Using the <node_name_pattern> and <device_name> determined above, replace the matching stubs in the following queries. In deployments where a common node name pattern cannot be determined, replace the whole instance=~"<node_name_pattern>.+" field with instance="<nodename>", where <nodename> identifies a single control plane node and repeat the graphs 3 times, once for each control plane node:
For disk read times:
irate(node_disk_read_time_seconds_total{instance=~"<node_name_pattern>.+",device="<device_name>",job="node-exporter"}[5m])/irate(node_disk_reads_completed_total{instance=~"<node_name_pattern>.+",device="<device_name>",job="node-exporter"}[5m])
For disk write times:
irate(node_disk_write_time_seconds_total{instance=~"<node_name_pattern>.+",device="<device_name>",job="node-exporter"}[5m]) / irate(node_disk_writes_completed_total{instance=~"<node_name_pattern>.+",device="<device_name>",job="node-exporter"}[5m])
For disk I/O time:
irate(node_disk_io_time_seconds_total{instance=~"<node_name_pattern>.+",device="<device_name>",job="node-exporter",} [5m])
Note: Regarding node disk metrics - read, write, I/O time -, there is no objective pass/fail value for these. These metrics serve to help troubleshoot potential performance issues, for eg., drilling down into individual master nodes disk performance.
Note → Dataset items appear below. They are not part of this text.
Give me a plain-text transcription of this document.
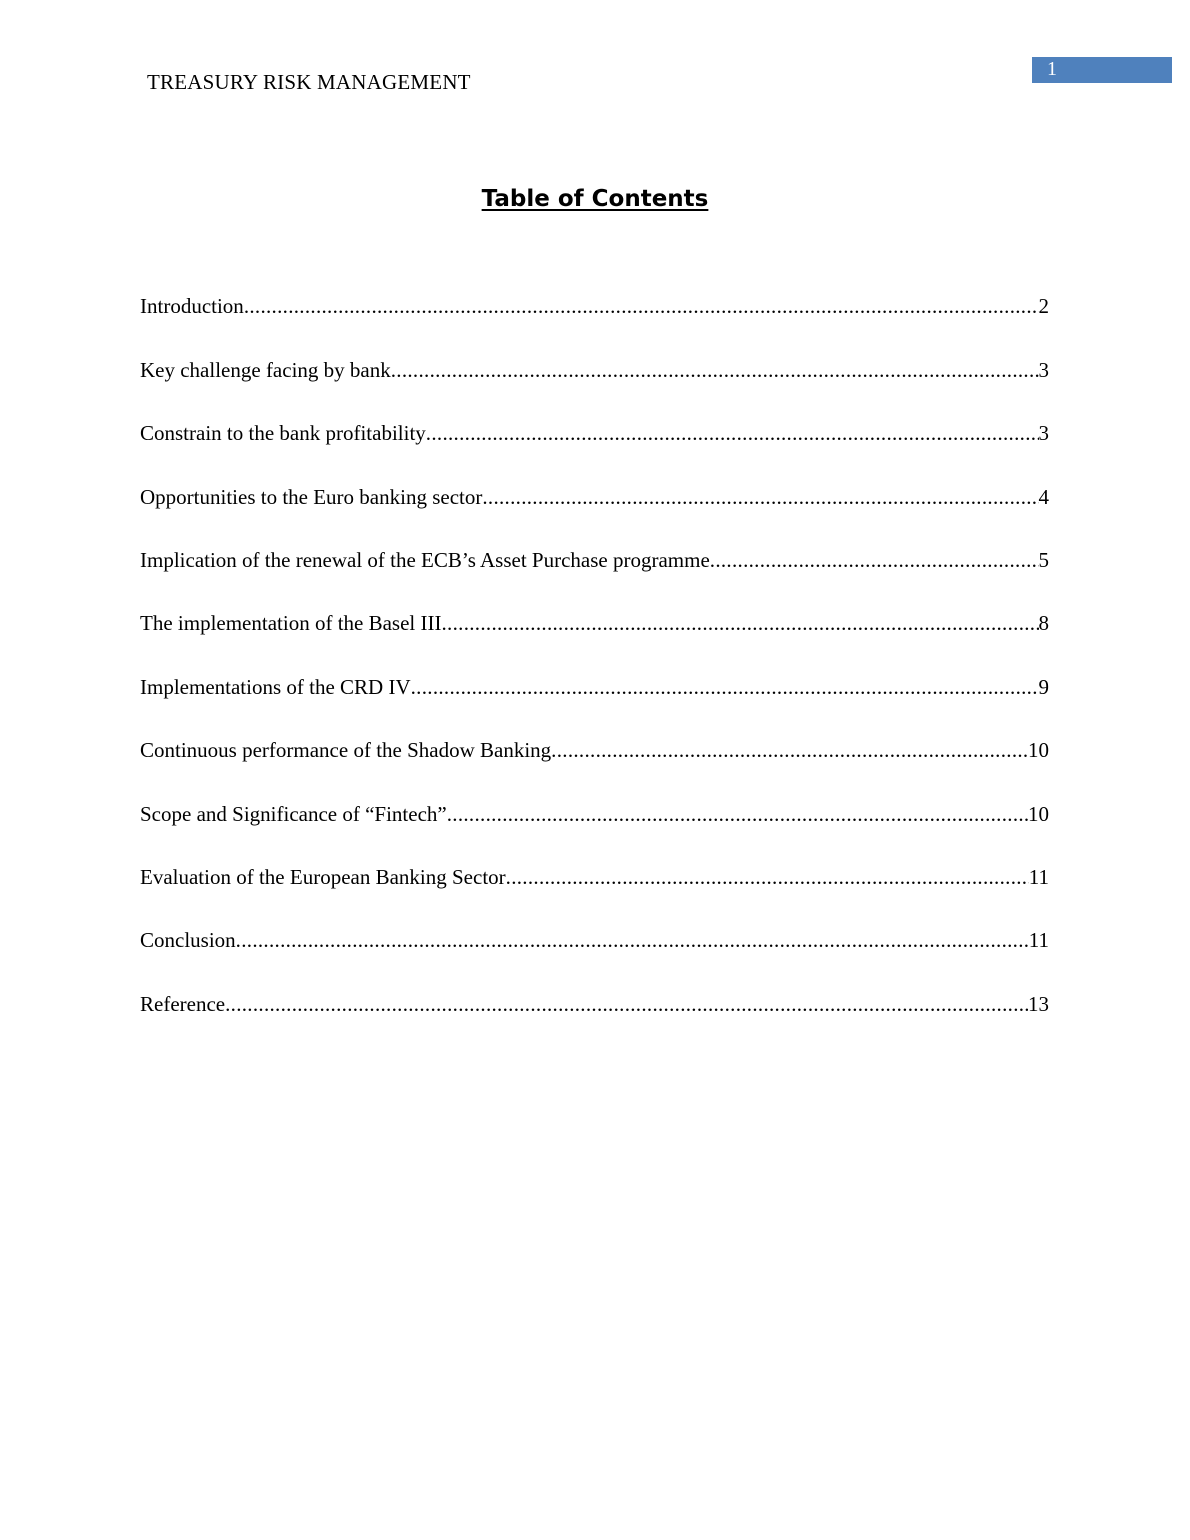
TREASURY RISK MANAGEMENT
1
Table of Contents
Introduction .....	2
Key challenge facing by bank .....	3
Constrain to the bank profitability .....	3
Opportunities to the Euro banking sector .....	4
Implication of the renewal of the ECB’s Asset Purchase programme .....	5
The implementation of the Basel III .....	8
Implementations of the CRD IV .....	9
Continuous performance of the Shadow Banking .....	10
Scope and Significance of “Fintech” .....	10
Evaluation of the European Banking Sector .....	11
Conclusion .....	11
Reference .....	13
The thresholds will also vary depending on multiple factors like sizing of the cluster and number of objects in the cluster.
Root Cause
Clustered etcd is extremely sensitive to storage and network backend performance, and can be easily disrupted by any underlying bottlenecks.
Checking the metrics for several days (even one week) will show the overall etcd performance.
Diagnostic Steps
In the OpenShift web console, go to "Observe" > "Metrics" in the left menu and check the metrics and the queries shown in the "Resolution" section.
This solution is part of Red Hat’s fast-track publication program, providing a huge library of solutions that Red Hat engineers have created while supporting our customers. To give you the knowledge you need the instant it becomes available, these articles may be presented in a raw and unedited form.